Donnerstag, 19. November 2020

Kaufen gegen Corona

So ein Dingsi habe ich mir heute gekauft, weil ich von unten so schrecklich aussehe, wie ich nie vermutet habe, dass ich aussehen könnte. Das ist ja das Schlimmste an diesen endlosen Online Meetings, dass man sich selbst so oft sieht, sich beim reden zusieht und ich denke immer, meine Güte, was für Grimassen ich schneide, ich habe gar nicht so viel tolle Gesichtsausdrücke, dafür aber jede Menge, die verdächtig nach Hackfresse aussehen. Das wusste ich vorher nicht und wer hätte dieses Wissen gebraucht?

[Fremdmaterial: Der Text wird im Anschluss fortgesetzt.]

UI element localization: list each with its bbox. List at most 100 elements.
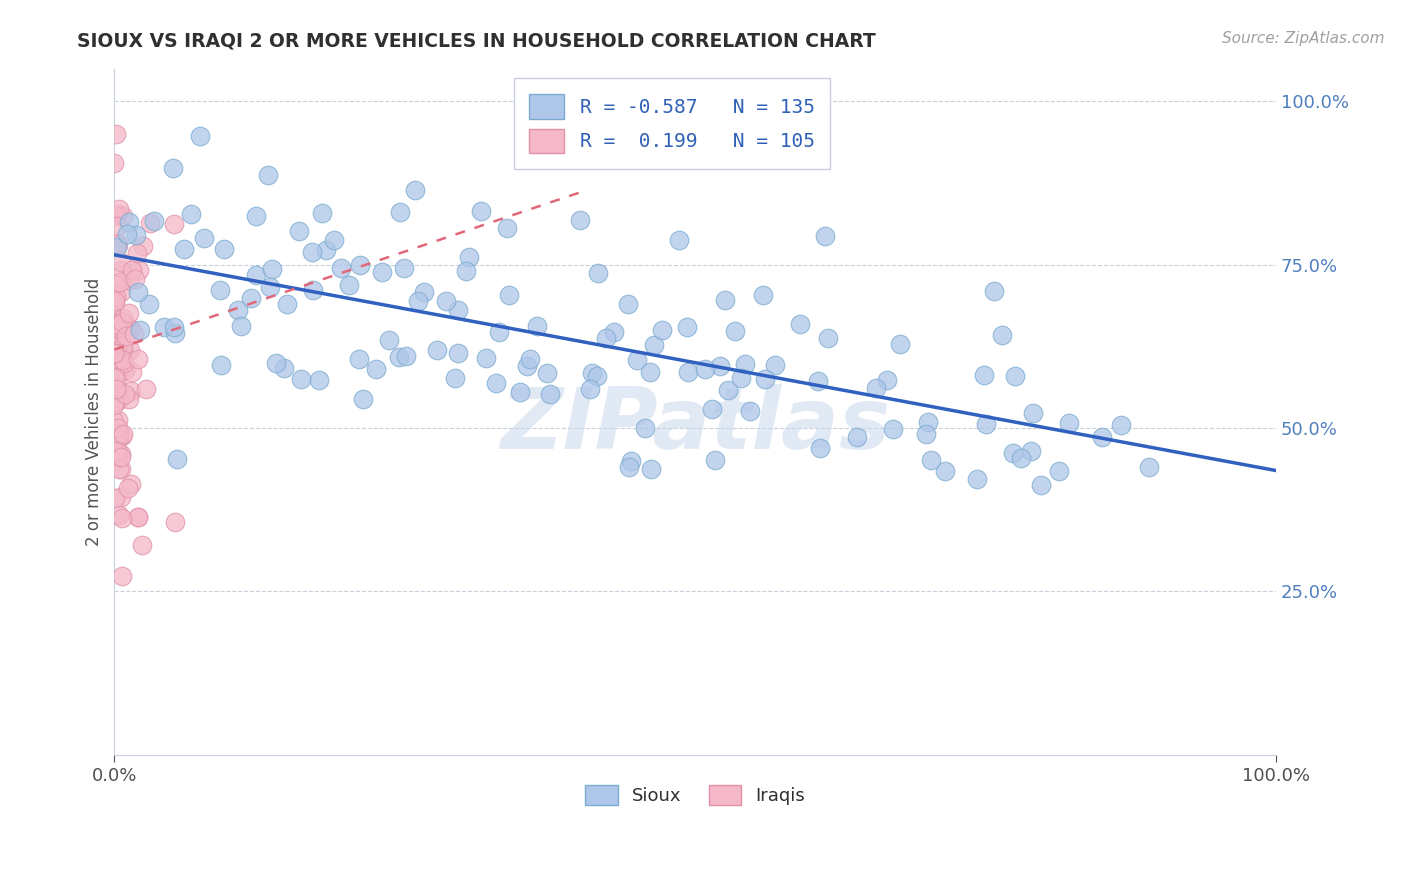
Point (1010, 451, 1032, 466)
Point (124, 228, 146, 243)
Point (676, 365, 699, 379)
Point (108, 393, 131, 408)
Point (443, 371, 465, 385)
Point (104, 430, 127, 444)
Point (730, 371, 752, 385)
Point (104, 395, 127, 409)
Point (817, 331, 839, 345)
Point (108, 347, 131, 361)
Point (388, 351, 411, 365)
Point (245, 268, 267, 282)
Point (496, 221, 519, 235)
Point (108, 202, 131, 216)
Point (349, 258, 371, 272)
Y-axis label: 2 or more Vehicles in Household: 2 or more Vehicles in Household (86, 277, 103, 546)
Point (288, 223, 311, 237)
Point (105, 278, 128, 293)
Point (104, 297, 127, 311)
Point (165, 515, 187, 529)
Point (516, 359, 538, 373)
Point (110, 275, 132, 289)
Point (752, 287, 775, 301)
Point (714, 293, 737, 307)
Point (693, 362, 716, 376)
Point (1029, 478, 1052, 492)
Point (526, 318, 548, 333)
Point (104, 366, 127, 380)
Point (347, 352, 370, 367)
Point (634, 421, 657, 435)
Point (105, 347, 128, 361)
Point (103, 310, 125, 324)
Point (122, 327, 145, 342)
Point (121, 262, 143, 277)
Point (734, 357, 756, 371)
Point (1004, 368, 1026, 383)
Point (135, 382, 157, 396)
Point (111, 429, 134, 443)
Point (107, 363, 129, 377)
Point (329, 260, 352, 275)
Point (616, 297, 638, 311)
Point (454, 264, 477, 278)
Point (103, 292, 125, 306)
Point (702, 401, 724, 416)
Point (104, 345, 127, 359)
Point (974, 417, 997, 431)
Point (127, 510, 149, 524)
Point (603, 326, 626, 340)
Text: SIOUX VS IRAQI 2 OR MORE VEHICLES IN HOUSEHOLD CORRELATION CHART: SIOUX VS IRAQI 2 OR MORE VEHICLES IN HOU… (77, 31, 876, 50)
Point (105, 321, 128, 335)
Point (668, 233, 690, 247)
Point (128, 262, 150, 277)
Point (538, 386, 561, 401)
Point (127, 509, 149, 524)
Point (763, 358, 786, 372)
Point (1111, 418, 1133, 433)
Point (311, 206, 333, 220)
Point (114, 363, 136, 377)
Point (617, 460, 640, 475)
Point (115, 227, 138, 242)
Point (193, 231, 215, 245)
Point (703, 453, 725, 467)
Point (519, 351, 541, 366)
Point (120, 477, 142, 491)
Point (337, 277, 360, 292)
Point (112, 209, 135, 223)
Point (129, 323, 152, 337)
Point (579, 382, 602, 396)
Point (105, 331, 128, 345)
Point (1002, 446, 1025, 460)
Point (934, 464, 956, 478)
Point (724, 324, 747, 338)
Point (104, 318, 127, 332)
Point (470, 204, 492, 219)
Point (620, 454, 643, 468)
Point (406, 294, 429, 309)
Point (110, 263, 132, 277)
Point (436, 293, 458, 308)
Point (105, 444, 128, 458)
Point (104, 394, 127, 409)
Point (366, 362, 388, 376)
Point (105, 382, 128, 396)
Point (138, 297, 160, 311)
Point (107, 219, 129, 234)
Point (103, 326, 125, 340)
Point (110, 490, 132, 504)
Point (404, 183, 426, 197)
Point (447, 346, 470, 360)
Point (108, 462, 131, 476)
Point (239, 291, 262, 305)
Point (568, 213, 591, 227)
Point (301, 245, 323, 260)
Point (813, 229, 835, 244)
Point (105, 278, 128, 293)
Point (103, 155, 125, 169)
Point (173, 242, 195, 256)
Point (131, 238, 153, 252)
Point (111, 511, 134, 525)
Point (105, 240, 128, 254)
Point (808, 441, 831, 455)
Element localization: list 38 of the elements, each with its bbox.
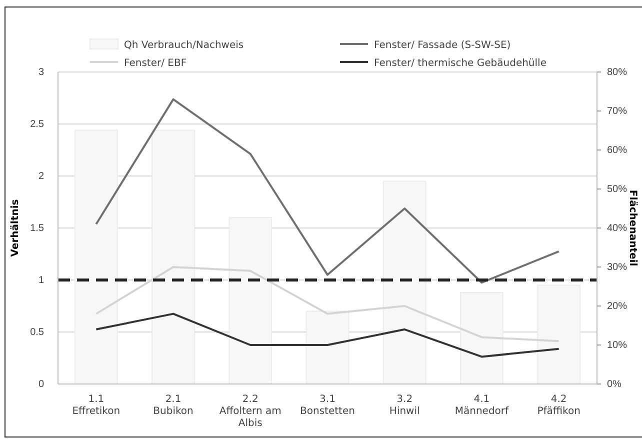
y-tick-label: 1 — [38, 275, 44, 286]
y2-tick-label: 30% — [607, 262, 628, 274]
y2-tick-label: 40% — [607, 223, 628, 234]
legend-label: Fenster/ Fassade (S-SW-SE) — [374, 40, 511, 51]
x-tick-label: 4.1 Männedorf — [454, 394, 510, 417]
x-tick-label: 2.2 Affoltern am Albis — [219, 394, 282, 429]
bar — [460, 292, 504, 384]
y-tick-label: 0.5 — [30, 327, 44, 338]
y2-tick-label: 70% — [607, 106, 628, 118]
y2-tick-label: 10% — [607, 340, 628, 352]
y-axis-title: Verhältnis — [10, 199, 21, 257]
y2-tick-label: 20% — [607, 301, 628, 312]
bar — [306, 310, 350, 384]
y-tick-label: 2 — [38, 171, 44, 182]
legend-label: Fenster/ thermische Gebäudehülle — [374, 58, 546, 69]
y2-axis-title: Flächenanteil — [627, 190, 638, 266]
y2-tick-label: 50% — [607, 184, 628, 196]
line-series — [95, 98, 560, 284]
bar — [74, 130, 118, 384]
bar — [228, 217, 272, 384]
bar — [152, 130, 195, 384]
y-tick-label: 0 — [38, 379, 44, 390]
legend-label: Qh Verbrauch/Nachweis — [124, 40, 244, 51]
y2-tick-label: 60% — [607, 145, 628, 156]
bar — [382, 180, 426, 384]
x-tick-label: 1.1 Effretikon — [72, 394, 120, 417]
x-tick-label: 4.2 Pfäffikon — [537, 394, 580, 417]
legend-label: Fenster/ EBF — [124, 58, 187, 69]
x-tick-label: 3.2 Hinwil — [389, 394, 420, 417]
y2-tick-label: 80% — [607, 67, 628, 78]
line-series — [95, 312, 560, 358]
x-tick-label: 2.1 Bubikon — [153, 394, 194, 417]
y-tick-label: 2.5 — [30, 119, 44, 130]
y2-tick-label: 0% — [607, 379, 622, 390]
y-tick-label: 1.5 — [30, 223, 44, 234]
bar — [537, 284, 581, 384]
x-tick-label: 3.1 Bonstetten — [300, 394, 355, 417]
y-tick-label: 3 — [38, 67, 44, 78]
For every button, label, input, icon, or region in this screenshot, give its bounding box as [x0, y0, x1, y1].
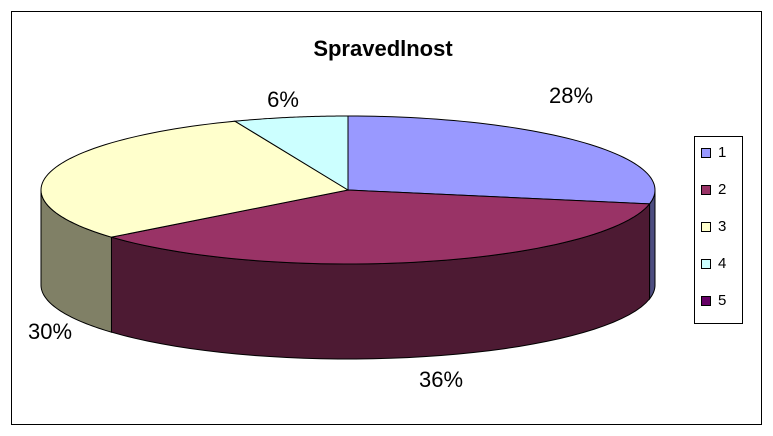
data-label: 36% — [419, 367, 463, 392]
legend-label: 1 — [718, 144, 726, 161]
legend-label: 5 — [718, 292, 726, 309]
slice — [347, 115, 656, 205]
legend-swatch — [701, 222, 711, 232]
legend-label: 2 — [718, 181, 726, 198]
slice-side — [649, 189, 656, 301]
legend-label: 3 — [718, 218, 726, 235]
legend-swatch — [701, 259, 711, 269]
chart-title: Spravedlnost — [313, 36, 453, 61]
data-label: 30% — [28, 319, 72, 344]
slice — [233, 115, 349, 191]
chart-border — [11, 11, 762, 425]
slice — [40, 120, 350, 238]
slice — [111, 189, 651, 265]
legend-swatch — [701, 148, 711, 158]
data-label: 28% — [549, 83, 593, 108]
legend-swatch — [701, 296, 711, 306]
data-label: 6% — [267, 87, 299, 112]
legend-label: 4 — [718, 255, 726, 272]
legend-swatch — [701, 185, 711, 195]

Überhaupt: ich habe in mich selbst investiert. Schreibstischstuhl und Schreibtischlampe, ich konnte es nicht mehr aushalten, mir auf meinem ollen Stuhl den nächsten Bandscheibenvorfall zu ersitzen und bei dem funzeligem Licht draußen und drinnen hätte ich mir auch bald meine Augen komplett ramponiert.

Also bin ich nach Prenzlauer Berg zu Büro Müller gefahren, kann ich nur empfehlen. Riesige Auswahl, aber das Beste: ein kompetenter Verkäufer, der offenbar mit jedem einzelnen Stuhl eine lebenslange Verbindung eingegangen ist - er wusste auswendig alles über jeden Stuhl. Faszinierend. Und er hatte Zeit, weil ich in der riesigen Halle die einzige Kundin war. Und das Allerbeste: Aufbau und Lieferung für 30 €. 

Während ich also zuhause bin, möchte ich mir lauter teure Sachen kaufen, die meine Kemenate perfekt machen. Wasserkocher verkalkt? Bitte einen neuen, dann aber auch gleich den Toaster erneuern und einen Induktions-Milchschäumer, aber alles in derselben Farbe oder alles in Edelstahl - während über mir das Damokleschwert schwebt und die Gesamtsituation immer bekloppter wird, erhöhe ich das Bruttosozialprodukt, aus Trotz oder Frust oder beidem oder weil ich meine Wohnung jetzt so oft sehe, wie nie zuvor und mir all diese Ecken auffallen, die dringend einer Erneuerung bedürfen, obwohl man doch wegen des Klimas unbedingt aufhören muss soviel zu konsumieren, was ich auch nie, nie, nie getan habe, aber jetzt, JETZT will ich es. 

Ich hoffe, da schreibt später mal jemand eine Dissertation drüber, wie ich damals in 2020 anfing, mir auszudenken, was ich noch alles kaufen könnte und wie ich das auch noch ins Internet schrieb.

Relevantes zum Thema findet ihr hier 

Ach, und jetzt werde ich selbstreferentiell (Die Suchbegriffe haben Traffic bei diesem 4 Jahre alten Post verursacht).

Sonntag, 1. November 2020

Keep calm

So, jetzt kommen sie alle heraus,"mit der Wahrheit", "seit 6 Monaten schweige ich", genau, aber jetzt, da "muss ich es sagen", weil "das grenzt an Krieg." Aha, soso. 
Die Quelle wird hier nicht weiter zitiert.